AareML is an advanced machine learning course project at the University of Bern in Switzerland. It uses LSTM neural networks to predict river dissolved oxygen (DO) and water temperature, explores cross-continental transfer learning capabilities, and emphasizes model interpretability (using SHAP). The project aims to address the limitations of traditional water quality prediction methods and demonstrate the application potential of deep learning in environmental science.

## Project Background and Research Motivation

Water quality prediction is of great significance for environmental protection, ecological management, and public health. Although Switzerland has a strict monitoring system, traditional methods struggle to capture complex time-series patterns. Thus, the AareML project was born, attempting to use deep learning to predict DO and water temperature, and explore the model's transfer capability across geographical regions. This project is a graduation project for the CAS Advanced Machine Learning course at the University of Bern, completed in June 2026, focusing on prediction accuracy, interpretability, and cross-domain generalization capabilities.

## Dataset and Experimental Design

**Dataset**: The core is CAMELS-CH-Chem (Swiss River Basin Chemical Indicator Dataset, released in 2025), which contains time-series data of DO and water temperature from multiple stations; the US LakeBeD-US dataset (released in 2025) is introduced to verify transfer capability.

**Experimental Design**: A 14-day prediction window is used, with 21 days of historical observation data as input, which meets actual early warning needs and provides sufficient context.

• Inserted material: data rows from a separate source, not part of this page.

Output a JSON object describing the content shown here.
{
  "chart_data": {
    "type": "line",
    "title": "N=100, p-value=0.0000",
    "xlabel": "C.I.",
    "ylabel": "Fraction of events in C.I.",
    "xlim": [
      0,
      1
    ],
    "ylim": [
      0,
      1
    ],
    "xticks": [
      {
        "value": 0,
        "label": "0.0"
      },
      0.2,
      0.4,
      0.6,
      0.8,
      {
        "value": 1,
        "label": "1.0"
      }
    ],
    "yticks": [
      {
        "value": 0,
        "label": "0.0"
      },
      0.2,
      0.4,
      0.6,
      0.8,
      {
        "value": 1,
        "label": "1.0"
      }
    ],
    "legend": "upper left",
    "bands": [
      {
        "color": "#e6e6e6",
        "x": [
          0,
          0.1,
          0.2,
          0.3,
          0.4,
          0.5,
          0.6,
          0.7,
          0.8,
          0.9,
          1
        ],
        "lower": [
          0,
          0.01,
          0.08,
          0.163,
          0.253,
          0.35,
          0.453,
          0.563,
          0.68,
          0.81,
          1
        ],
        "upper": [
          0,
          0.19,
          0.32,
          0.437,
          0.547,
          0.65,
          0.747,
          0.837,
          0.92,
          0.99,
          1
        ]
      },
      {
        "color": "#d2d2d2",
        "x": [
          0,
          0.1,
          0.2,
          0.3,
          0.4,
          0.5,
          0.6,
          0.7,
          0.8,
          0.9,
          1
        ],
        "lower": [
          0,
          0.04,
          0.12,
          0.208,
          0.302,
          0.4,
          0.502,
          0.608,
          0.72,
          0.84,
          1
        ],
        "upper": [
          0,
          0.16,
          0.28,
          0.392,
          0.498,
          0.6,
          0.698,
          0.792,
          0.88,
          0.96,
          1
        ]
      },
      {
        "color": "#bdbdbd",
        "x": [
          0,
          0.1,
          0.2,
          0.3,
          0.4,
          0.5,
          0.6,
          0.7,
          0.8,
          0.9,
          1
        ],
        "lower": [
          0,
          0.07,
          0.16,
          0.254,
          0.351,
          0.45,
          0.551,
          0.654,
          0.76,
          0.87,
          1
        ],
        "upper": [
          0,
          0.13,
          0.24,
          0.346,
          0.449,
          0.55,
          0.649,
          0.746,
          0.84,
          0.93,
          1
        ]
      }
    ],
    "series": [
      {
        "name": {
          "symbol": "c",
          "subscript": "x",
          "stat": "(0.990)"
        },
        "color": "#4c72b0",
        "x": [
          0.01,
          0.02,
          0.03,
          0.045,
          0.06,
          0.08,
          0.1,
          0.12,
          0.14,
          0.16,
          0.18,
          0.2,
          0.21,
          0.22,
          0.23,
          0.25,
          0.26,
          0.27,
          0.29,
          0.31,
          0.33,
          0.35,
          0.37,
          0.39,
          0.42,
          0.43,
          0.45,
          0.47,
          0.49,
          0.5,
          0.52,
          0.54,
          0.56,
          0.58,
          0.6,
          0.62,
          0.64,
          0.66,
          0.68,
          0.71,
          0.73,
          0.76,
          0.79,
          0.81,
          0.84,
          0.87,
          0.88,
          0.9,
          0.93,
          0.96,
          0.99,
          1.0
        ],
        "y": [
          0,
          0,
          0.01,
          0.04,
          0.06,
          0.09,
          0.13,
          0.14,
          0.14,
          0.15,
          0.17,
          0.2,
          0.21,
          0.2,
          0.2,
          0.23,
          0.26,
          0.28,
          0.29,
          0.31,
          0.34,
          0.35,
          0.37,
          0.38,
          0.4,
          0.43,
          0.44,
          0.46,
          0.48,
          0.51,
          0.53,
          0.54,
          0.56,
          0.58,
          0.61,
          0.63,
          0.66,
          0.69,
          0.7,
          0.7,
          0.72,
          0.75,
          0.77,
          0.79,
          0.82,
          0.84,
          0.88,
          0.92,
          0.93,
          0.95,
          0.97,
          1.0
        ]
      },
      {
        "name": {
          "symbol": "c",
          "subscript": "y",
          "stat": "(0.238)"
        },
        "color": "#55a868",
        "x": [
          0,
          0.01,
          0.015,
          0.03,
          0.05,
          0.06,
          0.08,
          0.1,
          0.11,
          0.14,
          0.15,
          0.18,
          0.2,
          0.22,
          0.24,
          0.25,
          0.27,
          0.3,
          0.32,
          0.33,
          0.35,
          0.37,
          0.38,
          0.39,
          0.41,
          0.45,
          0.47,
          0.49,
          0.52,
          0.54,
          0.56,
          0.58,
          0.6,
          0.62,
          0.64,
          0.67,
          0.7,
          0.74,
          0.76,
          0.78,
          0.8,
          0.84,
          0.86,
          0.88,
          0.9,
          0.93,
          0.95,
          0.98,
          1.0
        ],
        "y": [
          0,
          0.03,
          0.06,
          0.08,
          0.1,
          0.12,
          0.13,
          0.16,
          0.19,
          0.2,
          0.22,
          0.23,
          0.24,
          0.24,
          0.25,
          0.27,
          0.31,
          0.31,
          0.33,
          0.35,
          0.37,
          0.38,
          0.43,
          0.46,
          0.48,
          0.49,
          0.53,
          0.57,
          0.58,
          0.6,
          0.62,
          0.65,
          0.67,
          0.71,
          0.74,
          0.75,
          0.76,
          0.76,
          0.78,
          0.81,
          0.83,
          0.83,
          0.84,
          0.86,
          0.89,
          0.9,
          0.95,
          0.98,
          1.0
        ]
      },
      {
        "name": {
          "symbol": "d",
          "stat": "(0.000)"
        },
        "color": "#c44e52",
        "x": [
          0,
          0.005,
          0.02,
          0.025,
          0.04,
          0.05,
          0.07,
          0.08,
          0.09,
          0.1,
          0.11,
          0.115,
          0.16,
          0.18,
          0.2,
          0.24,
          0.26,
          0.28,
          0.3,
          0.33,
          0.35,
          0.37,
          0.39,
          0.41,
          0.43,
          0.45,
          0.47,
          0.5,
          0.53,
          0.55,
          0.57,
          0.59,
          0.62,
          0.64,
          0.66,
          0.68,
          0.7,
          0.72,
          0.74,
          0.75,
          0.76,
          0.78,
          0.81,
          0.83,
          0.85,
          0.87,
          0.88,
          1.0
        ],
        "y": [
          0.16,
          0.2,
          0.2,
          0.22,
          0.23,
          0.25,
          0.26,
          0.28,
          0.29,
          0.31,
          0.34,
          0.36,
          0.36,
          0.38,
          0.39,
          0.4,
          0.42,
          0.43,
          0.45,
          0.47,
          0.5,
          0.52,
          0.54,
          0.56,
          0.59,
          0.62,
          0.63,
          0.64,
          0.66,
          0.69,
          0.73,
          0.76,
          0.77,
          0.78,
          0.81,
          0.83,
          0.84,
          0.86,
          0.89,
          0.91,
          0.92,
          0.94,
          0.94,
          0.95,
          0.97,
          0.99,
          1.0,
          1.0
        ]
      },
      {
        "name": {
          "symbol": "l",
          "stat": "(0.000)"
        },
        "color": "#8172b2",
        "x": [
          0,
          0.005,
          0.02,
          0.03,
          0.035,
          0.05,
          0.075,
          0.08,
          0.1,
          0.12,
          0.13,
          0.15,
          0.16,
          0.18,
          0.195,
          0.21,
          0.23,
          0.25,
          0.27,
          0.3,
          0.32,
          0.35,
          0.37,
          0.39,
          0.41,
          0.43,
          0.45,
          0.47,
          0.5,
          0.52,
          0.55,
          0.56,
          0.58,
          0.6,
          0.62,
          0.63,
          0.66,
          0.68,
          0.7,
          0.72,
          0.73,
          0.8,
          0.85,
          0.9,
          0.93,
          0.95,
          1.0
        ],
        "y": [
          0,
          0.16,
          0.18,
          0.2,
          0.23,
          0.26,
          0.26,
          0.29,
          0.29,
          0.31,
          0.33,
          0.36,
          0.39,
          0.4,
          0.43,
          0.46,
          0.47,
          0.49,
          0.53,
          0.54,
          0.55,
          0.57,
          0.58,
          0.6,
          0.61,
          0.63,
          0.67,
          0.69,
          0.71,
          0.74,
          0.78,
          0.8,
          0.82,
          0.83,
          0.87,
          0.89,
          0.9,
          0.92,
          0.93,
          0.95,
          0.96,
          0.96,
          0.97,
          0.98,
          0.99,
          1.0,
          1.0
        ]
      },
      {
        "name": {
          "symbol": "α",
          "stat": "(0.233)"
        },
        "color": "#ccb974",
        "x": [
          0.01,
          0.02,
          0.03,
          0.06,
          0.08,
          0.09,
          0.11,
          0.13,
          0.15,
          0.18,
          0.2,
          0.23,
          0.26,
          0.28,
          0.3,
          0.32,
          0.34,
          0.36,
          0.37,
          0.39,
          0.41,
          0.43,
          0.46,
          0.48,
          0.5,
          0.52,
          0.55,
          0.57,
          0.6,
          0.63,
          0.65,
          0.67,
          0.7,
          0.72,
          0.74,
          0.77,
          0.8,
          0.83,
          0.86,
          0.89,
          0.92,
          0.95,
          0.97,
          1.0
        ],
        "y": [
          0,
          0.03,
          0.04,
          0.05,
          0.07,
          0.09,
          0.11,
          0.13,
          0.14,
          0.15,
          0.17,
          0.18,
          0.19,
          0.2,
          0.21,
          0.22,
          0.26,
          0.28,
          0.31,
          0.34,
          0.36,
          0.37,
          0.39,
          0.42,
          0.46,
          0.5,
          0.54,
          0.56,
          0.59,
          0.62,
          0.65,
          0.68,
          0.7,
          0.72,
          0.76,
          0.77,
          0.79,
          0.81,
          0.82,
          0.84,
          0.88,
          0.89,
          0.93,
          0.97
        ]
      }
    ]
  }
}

## Model Architecture and Technical Implementation

**Model Architecture**: Sequence-to-sequence LSTM, which solves the gradient vanishing problem of traditional RNNs and is suitable for capturing long-term dependencies.

**Optimization Strategy**: Optuna hyperparameter optimization (75 trials) is used for single-station prediction, and 3 seed ensemble strategies (averaging models trained with different random seeds) are employed to improve accuracy and stability.

**Multi-Station Prediction Strategies**: Zero-shot transfer, per-station retraining, and EA-LSTM (using static features to guide learning of station differences).

## Core Experimental Results and Findings

- **DO Prediction for Swiss Rivers**: The optimal LSTM model achieves an RMSE of 0.300 mg/L and KGE of 0.936, outperforming traditional ridge regression (RMSE 0.303, KGE 0.908).
- **Water Temperature Prediction**: After introducing static features into EA-LSTM, the average RMSE decreases from 2.59°C to 1.721°C, and NSE increases from 0.730 to 0.862 (34% improvement).
- **Cross-Continental Transfer**: The Swiss river model shows reasonable performance when transferred to US rivers (RMSE 0.996-1.598 mg/L); zero-shot transfer to lakes fails (RMSE 3.980 mg/L), but retraining surpasses the baseline (RMSE 0.768 mg/L, NSE 0.700).

## Interpretability Analysis: Scientific Findings from SHAP

Analysis using GradientSHAP shows:
- The water temperature at the previous time step (temp_sensor[t-1]) is the most important factor (average absolute SHAP value of 0.644, consistent with Henry's Law);
- The DO concentration at the previous time step (O2C_sensor[t-1]) is the next most important (SHAP value of 0.527);
- The effective memory length of LSTM is only 3-4 days. Ablation experiments verify that shortening the input window to 6 days results in a minimal change in RMSE (0.304→0.308), reducing computational costs and guiding data collection strategies.

## Practical Application Value and Future Outlook

**Application Value**: Create a DO stress map for the canton of Zurich to help environmental agencies optimize monitoring resource allocation.

**Future Directions**: Expand to more water quality indicators; explore GNN for modeling river spatial topology; develop real-time early warning systems; establish cross-national data sharing mechanisms to enhance generalization capabilities.

AareML demonstrates that the combination of rigorous science and machine learning can better understand and protect the aquatic environment.